Die SVP will die Gemeindewahlen auf Anfang September verschieben, damit die Bauern keinen Ernte-Stress bekommen. Die Bürgerlisten müssten im Spätsommer Unterschriften sammeln.

Von Matthias Kofler

Die SVP-Leitung hat sich in einer Videoschalte mit der Frage befasst, wann die nächsten Gemeindewahlen in Südtirol stattfinden sollen. Der ursprünglich festgelegte Wahltermin am 3. Mai kann aufgrund der Corona-Pandemie nicht wahrgenommen werden. Die römische Regierung hatte vor ein paar Tagen entschieden, dass alle Wahlen grundsätzlich auf Herbst verschoben werden. Daher müssen die beiden Landeshauptleute Arno Kompatscher und Maurizio Fugatti in den kommenden Tagen einen neuen Wahltermin festlegen.

Die Parteileitung der SVP hat sich ihrerseits für den ersten Sonntag im September, also den 6. September ausgesprochen. „Wir sind der Meinung, dass man die Wahlen nicht zu lange hinausschieben sollte“, erklärt der Unterlandler Bezirksobmann Oswald Schiefer. Freilich hänge die Entscheidung letztlich vom weiteren Verlauf der Krankheit ab. Die Kurve müsse weiter abflachen, zudem müssten bis zum Urnengang Versammlungen wieder erlaubt und Bars und Restaurants geöffnet haben, betont Schiefer. Das Edelweiß hat sich in dieser Angelegenheit schon einmal verkalkuliert: Vor einem Monat hatte die Leitung einstimmig beschlossen, am 3. Mai festzuhalten, was in den Reihen der Opposition einen Sturm der Empörung auslöste. „Es ist aus gesundheitlichen Gründen aktuell nicht angebracht, Wahlkampf zu veranstalten. Die Abhaltung von Kundgebungen, Parteiversammlungen, öffentlichen Versammlungen und vor allem die Ansammlung von Bürgern in Schulgebäuden zur Abstimmung wäre undenkbar und unverantwortlich“, kritisierte Paul Köllensperger. Die SVP musste nur einen Tag später zurückrudern, weil der Staat eine allgemeine Ausgangsbeschränkung verhängte.
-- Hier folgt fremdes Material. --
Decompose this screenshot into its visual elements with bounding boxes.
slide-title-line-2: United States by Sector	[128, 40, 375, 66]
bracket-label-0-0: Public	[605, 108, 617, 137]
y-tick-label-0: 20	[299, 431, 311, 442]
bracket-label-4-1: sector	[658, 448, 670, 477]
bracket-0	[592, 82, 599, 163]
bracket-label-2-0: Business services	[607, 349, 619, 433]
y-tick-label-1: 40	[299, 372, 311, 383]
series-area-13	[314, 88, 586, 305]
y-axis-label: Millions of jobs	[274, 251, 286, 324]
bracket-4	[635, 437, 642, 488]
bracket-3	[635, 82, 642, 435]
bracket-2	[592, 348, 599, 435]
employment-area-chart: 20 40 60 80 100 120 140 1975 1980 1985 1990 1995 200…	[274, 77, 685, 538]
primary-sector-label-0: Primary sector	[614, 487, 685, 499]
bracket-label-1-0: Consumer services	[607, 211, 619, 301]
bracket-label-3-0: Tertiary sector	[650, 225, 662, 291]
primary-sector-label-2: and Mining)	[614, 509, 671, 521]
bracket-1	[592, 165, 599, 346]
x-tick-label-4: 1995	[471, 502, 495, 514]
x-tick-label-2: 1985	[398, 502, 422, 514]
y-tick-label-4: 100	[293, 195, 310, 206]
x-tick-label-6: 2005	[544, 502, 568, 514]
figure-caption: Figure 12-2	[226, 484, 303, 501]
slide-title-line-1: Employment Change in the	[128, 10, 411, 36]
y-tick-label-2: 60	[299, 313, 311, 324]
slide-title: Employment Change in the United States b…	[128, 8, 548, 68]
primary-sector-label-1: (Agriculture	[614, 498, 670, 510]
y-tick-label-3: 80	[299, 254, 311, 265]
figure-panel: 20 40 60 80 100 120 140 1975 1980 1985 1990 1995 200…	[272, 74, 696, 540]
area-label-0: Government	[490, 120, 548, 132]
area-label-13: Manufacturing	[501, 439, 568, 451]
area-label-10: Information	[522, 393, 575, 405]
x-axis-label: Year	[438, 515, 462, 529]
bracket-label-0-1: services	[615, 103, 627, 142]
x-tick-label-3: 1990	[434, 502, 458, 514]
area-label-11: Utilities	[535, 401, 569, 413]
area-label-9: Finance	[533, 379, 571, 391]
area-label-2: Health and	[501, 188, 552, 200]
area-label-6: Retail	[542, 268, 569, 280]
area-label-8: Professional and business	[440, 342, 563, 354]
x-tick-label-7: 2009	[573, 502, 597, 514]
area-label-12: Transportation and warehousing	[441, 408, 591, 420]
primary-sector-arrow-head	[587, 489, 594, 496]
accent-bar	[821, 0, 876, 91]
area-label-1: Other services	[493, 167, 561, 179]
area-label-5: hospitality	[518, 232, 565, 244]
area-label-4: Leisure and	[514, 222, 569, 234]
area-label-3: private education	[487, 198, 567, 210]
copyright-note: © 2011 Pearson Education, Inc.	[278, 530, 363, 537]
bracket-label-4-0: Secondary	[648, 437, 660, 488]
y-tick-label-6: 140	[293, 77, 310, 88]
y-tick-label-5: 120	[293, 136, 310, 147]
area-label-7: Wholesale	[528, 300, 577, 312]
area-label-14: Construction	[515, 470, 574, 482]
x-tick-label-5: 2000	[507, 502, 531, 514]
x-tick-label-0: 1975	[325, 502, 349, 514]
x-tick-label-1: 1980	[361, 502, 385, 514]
Nun soll der Parteiausschuss in die Entscheidung miteinbezogen werden. „Der 6. September ist ein guter Termin, weil es für die Bauern noch keine größeren Probleme mit der Apfel- und Traubenernte gibt, weder im Vinschgau noch im Etschtal“, argumentiert Schiefer. Zudem seien die Tage im September noch lang, wodurch es den BürgerInnen leichter falle, die Wahlämter aufzusuchen.
Gleichzeitig bedeutet das für die Bürgerlisten, dass sie im Hochsommer die für eine Kandidatur notwendigen Unterschriften sammeln müssten.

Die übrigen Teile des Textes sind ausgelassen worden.